Mendez, the third mate, and Long John, one of the boatsteerers, were also Cape Verde islanders. Long John was a giant, standing six feet, four inches; an ungainly, powerful fellow, with a black face as big as a ham and not much more expressive. He had the reputation of being one of the most expert harpooners of the Arctic Ocean whaling fleet.
Little Johnny, the other boatsteerer, was a mulatto from the Barbadoes, English islands of the West Indies. He was a strapping, intelligent young man, brimming over with vitality and high spirits and with all a plantation darky's love of fun. His eyes were bright and his cheeks ruddy with perfect health; he loved dress and gay colors and was quite the dandy of the crew.
Five of the men of the forecastle were deep-water sailors. Of these one was an American, one a German, one a Norwegian, and two Swedes. They followed the sea for a living and had been bunkoed by their boarding bosses into believing they would make large sums of money whaling. They had been taken in by a confidence game as artfully as the man who loses his money at the immemorial trick of three shells and a pea. When they learned they would get only a dollar at the end of the voyage and contemplated the loss of an entire working year, they were full of resentment and righteous, though futile, anger.
Taylor, the American, became the acknowledged leader of the forecastle. He quickly established himself in this position, not only by his skill and long experience as a seaman, but by his aggressiveness, his domineering character, and his physical ability to deal with men and situations. He was a bold, iron-fisted fellow to whom the green hands looked for instruction and advice, whom several secretly feared, and for whom all had a wholesome respect.
Nels Nelson, a red-haired, red-bearded old Swede, was the best sailor aboard. He had had a thousand adventures on all the seas of all the world. He had been around Cape Horn seven times—a sailor is not rated as a really-truly sailor until he has made a passage around that stormy promontory—and he had rounded the Cape of Good Hope so many times he had lost the count. He had ridden out a typhoon on the coast of Japan and had been driven ashore by a hurricane in the West Indies. He had sailed on an expedition to Cocos Island, that realm of mystery and romance, to try to lift pirate treasure in doubloons, plate, and pieces-of-eight, supposed to have been buried there by "Bugs" Thompson and Benito Bonito, those one-time terrors of the Spanish Main. He had been cast away in the South Seas in an open boat with three companions, and had eaten the flesh of the man whose fate had been sealed by the casting of lots. He was some man, was Nelson. I sometimes vaguely suspected he was some liar, too, but I don't know. I think most of his stories were true.

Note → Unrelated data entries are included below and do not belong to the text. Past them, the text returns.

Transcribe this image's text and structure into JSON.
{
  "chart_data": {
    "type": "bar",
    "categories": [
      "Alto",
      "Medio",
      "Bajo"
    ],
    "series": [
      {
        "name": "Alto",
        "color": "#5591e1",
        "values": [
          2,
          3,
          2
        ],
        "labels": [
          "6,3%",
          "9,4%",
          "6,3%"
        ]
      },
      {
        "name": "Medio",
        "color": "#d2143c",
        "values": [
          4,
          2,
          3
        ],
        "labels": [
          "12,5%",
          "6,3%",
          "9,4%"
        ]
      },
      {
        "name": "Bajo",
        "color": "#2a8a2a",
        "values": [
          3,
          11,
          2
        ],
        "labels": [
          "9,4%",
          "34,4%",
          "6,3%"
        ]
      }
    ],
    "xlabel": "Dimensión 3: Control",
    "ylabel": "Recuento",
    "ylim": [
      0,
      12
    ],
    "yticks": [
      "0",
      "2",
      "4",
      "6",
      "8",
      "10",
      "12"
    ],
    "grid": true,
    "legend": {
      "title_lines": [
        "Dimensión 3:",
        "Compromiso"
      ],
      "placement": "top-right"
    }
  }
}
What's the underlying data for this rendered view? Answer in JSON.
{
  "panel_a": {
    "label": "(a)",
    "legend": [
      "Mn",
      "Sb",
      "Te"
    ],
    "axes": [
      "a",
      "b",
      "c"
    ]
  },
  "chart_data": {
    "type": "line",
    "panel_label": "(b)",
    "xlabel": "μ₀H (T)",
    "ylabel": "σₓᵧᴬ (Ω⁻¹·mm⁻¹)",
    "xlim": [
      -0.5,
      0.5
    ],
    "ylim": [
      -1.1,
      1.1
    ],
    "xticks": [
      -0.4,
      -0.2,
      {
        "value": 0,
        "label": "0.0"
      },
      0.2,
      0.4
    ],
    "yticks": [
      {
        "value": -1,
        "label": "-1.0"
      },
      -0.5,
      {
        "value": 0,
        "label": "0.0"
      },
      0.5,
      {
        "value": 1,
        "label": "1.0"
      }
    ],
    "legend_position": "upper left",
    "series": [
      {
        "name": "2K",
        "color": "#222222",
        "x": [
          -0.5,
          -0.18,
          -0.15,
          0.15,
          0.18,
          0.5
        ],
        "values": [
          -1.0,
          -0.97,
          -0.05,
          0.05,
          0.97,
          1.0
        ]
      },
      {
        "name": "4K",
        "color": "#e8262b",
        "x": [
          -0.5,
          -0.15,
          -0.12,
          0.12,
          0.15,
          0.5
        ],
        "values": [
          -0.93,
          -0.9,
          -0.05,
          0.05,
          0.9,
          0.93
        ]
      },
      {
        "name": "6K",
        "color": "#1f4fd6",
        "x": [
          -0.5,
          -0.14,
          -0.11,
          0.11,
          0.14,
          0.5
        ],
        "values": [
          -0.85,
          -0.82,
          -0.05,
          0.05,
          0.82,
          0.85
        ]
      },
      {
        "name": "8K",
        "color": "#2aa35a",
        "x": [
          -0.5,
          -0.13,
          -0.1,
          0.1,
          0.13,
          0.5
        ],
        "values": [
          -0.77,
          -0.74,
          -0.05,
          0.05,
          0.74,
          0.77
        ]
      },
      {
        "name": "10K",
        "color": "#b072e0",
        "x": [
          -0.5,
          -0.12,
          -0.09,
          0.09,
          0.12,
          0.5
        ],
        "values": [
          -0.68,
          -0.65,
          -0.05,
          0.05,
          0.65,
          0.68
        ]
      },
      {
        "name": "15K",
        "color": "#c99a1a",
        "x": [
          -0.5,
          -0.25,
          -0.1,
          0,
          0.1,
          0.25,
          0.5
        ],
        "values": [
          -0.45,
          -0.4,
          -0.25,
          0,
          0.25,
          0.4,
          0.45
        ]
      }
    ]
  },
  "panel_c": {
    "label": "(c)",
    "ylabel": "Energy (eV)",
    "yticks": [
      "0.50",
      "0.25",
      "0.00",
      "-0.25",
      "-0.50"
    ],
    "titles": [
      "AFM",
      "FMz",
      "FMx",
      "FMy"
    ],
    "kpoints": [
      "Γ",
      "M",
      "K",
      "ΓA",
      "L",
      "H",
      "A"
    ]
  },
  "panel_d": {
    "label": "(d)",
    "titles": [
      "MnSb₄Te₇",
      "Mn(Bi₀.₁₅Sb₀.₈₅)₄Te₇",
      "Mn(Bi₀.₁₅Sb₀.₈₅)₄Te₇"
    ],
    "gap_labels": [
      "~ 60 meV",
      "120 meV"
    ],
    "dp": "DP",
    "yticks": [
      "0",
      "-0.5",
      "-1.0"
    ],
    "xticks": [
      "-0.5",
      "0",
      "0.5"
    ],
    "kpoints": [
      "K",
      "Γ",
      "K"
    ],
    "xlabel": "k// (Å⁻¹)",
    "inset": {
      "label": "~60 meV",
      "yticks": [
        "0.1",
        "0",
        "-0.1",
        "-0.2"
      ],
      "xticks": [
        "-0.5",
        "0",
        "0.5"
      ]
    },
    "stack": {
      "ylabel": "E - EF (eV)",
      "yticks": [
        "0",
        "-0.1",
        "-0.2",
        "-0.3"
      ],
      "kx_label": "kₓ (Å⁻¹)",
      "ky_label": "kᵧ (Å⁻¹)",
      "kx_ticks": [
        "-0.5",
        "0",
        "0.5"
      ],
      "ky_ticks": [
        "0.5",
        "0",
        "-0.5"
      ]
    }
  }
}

He could do deftly everything intricate and subtle in sailorcraft from tying the most wonderful knots to splicing wire. None of the officers could teach old Nelson anything about fancy sailorizing and they knew it. Whenever they wanted an unusual or particularly difficult piece of work done they called on him, and he always did it in the best seamanly fashion.
Richard, the German, was a sturdy, manly young chap who had served in the German navy. He was well educated and a smart seaman. Ole Oleson, the Norwegian, was just out of his teens but a fine sailor. Peter Swenson, a Swede, was a chubby, rosy boy of sixteen, an ignorant, reckless, devil-may-care lad, who was looked upon as the baby of the forecastle and humored and spoiled accordingly.
Among the six white green hands, there was a "mule skinner" from western railway construction camps; a cowboy who believed himself fitted for the sea after years of experience on the "hurricane deck" of a bucking broncho; a country boy straight from the plow and with "farmer" stamped all over him in letters of light; a man suspected of having had trouble with the police; another who, in lazy night watches, spun frank yarns of burglaries; and "Slim," an Irishman who said he had served with the Royal Life Guards in the English army. There was one old whaler. He was a shiftless, loquacious product of city slums. This was his seventh whaling voyage—which would seem sufficient comment on his character.
"It beats hoboing," he said. And as his life's ambition seemed centered on three meals a day and a bunk to sleep in, perhaps it did.